If your deed or your plat does not reference the restrictions by book and page number, the next step is to research the deeds in your chain of title, going backwards.  If there are any deeds referencing the restrictions by book and page number, chances are the restrictions are not extinguished by MRTA.   If you do not find any, then you should consult with an attorney who is experienced in MRTA analysis.  This is a special area of law not practiced by all real estate attorneys, so you will need to obtain a referral or do some research into attorneys providing this type of service.

Copyright ©2013 Law Offices of Stage & Associates P.A.

 

This communication is not intended to create an attorney/client relationship. It is always recommended you consult an attorney in person to discuss your case. The Law Offices of Stage & Associates practices state-wide and represents homeowners and community associations. Please visit our website at http://www.stagelaw.com.

Community Association Living [Part 2 - Mandatory versus Voluntary HOA] Friday, Mar 8 2013 

This blog is all about homeonwer associations.  Condo associations are rarely invalidated or dissolved.

 

It is important to review your association’s governing documents and research your homeowners’ association for yourself.  Your association will not admit to you it is not a mandatory association and may even lie to your face and claim it is mandatory when, in fact, it is not.

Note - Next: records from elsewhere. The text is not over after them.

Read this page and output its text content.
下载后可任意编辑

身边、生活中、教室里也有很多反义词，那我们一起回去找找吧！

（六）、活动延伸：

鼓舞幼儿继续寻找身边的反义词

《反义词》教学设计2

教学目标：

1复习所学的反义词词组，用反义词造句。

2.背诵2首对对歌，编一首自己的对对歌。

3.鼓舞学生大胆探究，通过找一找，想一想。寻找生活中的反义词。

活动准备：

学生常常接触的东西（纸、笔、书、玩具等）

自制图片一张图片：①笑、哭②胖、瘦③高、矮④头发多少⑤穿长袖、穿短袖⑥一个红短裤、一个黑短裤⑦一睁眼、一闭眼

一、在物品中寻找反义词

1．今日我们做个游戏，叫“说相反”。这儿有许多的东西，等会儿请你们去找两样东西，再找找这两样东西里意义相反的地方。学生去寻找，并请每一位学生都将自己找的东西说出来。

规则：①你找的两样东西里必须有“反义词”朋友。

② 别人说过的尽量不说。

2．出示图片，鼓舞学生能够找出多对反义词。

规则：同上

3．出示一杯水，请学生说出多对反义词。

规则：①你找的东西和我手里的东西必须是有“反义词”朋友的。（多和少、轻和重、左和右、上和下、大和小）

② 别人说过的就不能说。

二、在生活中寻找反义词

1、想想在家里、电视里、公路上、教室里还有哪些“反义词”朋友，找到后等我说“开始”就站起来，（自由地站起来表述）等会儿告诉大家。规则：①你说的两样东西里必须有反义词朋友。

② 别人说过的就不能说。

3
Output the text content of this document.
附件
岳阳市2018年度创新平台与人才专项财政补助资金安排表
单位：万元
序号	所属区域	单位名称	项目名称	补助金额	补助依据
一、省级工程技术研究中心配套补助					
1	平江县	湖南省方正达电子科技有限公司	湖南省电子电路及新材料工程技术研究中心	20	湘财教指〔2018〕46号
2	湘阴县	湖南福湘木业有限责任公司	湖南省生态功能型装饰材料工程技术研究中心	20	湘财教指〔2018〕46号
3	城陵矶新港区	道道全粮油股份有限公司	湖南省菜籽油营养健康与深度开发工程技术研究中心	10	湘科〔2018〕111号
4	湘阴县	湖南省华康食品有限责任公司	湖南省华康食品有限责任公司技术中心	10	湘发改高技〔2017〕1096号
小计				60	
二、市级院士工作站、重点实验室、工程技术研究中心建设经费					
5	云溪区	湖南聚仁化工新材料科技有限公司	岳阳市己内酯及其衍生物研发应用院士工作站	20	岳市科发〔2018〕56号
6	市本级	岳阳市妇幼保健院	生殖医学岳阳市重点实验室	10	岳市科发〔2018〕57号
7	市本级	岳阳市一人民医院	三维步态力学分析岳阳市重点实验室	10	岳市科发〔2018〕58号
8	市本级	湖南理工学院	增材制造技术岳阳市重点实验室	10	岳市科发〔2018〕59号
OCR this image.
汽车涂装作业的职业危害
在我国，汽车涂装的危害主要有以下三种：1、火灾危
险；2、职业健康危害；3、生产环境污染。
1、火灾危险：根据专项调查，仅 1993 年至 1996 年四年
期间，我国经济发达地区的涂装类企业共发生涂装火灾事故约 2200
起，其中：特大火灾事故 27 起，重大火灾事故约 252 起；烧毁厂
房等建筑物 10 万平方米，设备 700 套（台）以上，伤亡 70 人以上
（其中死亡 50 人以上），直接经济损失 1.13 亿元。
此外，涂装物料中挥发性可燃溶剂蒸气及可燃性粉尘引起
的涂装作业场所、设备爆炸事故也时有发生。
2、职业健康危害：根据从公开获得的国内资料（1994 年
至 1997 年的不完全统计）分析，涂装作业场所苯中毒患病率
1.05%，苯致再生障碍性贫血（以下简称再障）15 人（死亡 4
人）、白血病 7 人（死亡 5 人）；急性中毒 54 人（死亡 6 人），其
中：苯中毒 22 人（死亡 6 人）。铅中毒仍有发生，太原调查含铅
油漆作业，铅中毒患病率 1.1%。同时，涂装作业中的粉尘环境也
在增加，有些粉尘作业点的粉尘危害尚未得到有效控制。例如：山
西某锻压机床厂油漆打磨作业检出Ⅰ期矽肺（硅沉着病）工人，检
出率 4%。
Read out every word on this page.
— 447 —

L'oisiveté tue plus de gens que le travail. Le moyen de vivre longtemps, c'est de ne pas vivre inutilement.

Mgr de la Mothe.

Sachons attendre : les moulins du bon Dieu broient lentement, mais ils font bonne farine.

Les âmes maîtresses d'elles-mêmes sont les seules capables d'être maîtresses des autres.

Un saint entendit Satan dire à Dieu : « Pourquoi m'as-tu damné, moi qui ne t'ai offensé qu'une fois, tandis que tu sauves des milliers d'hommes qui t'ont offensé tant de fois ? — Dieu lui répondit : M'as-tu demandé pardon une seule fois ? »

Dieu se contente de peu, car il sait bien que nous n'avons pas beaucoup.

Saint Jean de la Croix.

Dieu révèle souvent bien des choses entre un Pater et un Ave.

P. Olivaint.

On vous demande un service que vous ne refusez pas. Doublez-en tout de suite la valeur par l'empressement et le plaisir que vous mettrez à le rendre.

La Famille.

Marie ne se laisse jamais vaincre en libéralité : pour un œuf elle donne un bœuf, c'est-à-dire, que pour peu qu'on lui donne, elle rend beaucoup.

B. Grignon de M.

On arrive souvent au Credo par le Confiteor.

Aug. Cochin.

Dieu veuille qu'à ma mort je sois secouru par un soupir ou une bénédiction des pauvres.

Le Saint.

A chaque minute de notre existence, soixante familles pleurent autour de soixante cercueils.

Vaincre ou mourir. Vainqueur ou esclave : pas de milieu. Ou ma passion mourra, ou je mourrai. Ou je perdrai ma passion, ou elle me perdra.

You could spend $100,000 or more fighting with them over this issue and run the risk of losing some valuable defenses against mandatory membership if the problem is allowed to  persist.

 

There are several ways an association can be a voluntary association rather than a mandatory association.  They can even start out as a mandatory association and then lose their status if the Marketable Record Title Act extinguishes the deed restrictions after thirty (30) years.  The Marketable Record Title Act, or MRTA (pronounced “Marta”)  will be the topic of another blog because it is a pretty complicated issue.

 

The first step to creating a mandatory association requires the declarant, usually the developer, to make such a proclamation in the Declaration of Restrictive Covenants (also called Decs, Covenants, CCRs, Restrictions, Deed Restrictions).  There are a number of communities in existence which have recorded land use restrictions (no cows, no cattle fences, no mobile homes, etc.). These are not the same and,absent any language designating an association and declaring membership is a mandatory condition when purchasing property, these land use restrictions do not create an association.

 

An association must have its documents recorded and be properly formed before any lots are sold in the community.   While lots sold after documents are recorded can create a duty on the owner to comply with those documents, a community in which not all lots are subject to mandatory membership loses its status as a mandatory association.  The statutes define a mandatory association as one in which membership is a mandatory condition of lot ownership and each lot owner is responsible for paying their pro rata share of assessments.  The very definition of a mandatory association fails under the statute if not all of the lots are required to participate.

 

An association can lack authority to enforce deed restrictions  if the Declarations do not contain language for the rights and duties of the developer to pass to the association when the members are given control of the association or the developer fails to execute an assignment giving the association all the rights and duties held by the developer.

 

An association can lack authority to require mandatory membership if there are defects in the documents, such as the legal description of the property being omitted, signatures omitted, or an amendment that fails to state it was properly approved and executed.

 

Sometimes it is obvious an association is not mandatory, but sometimes it is a very complex issue and not easily determined.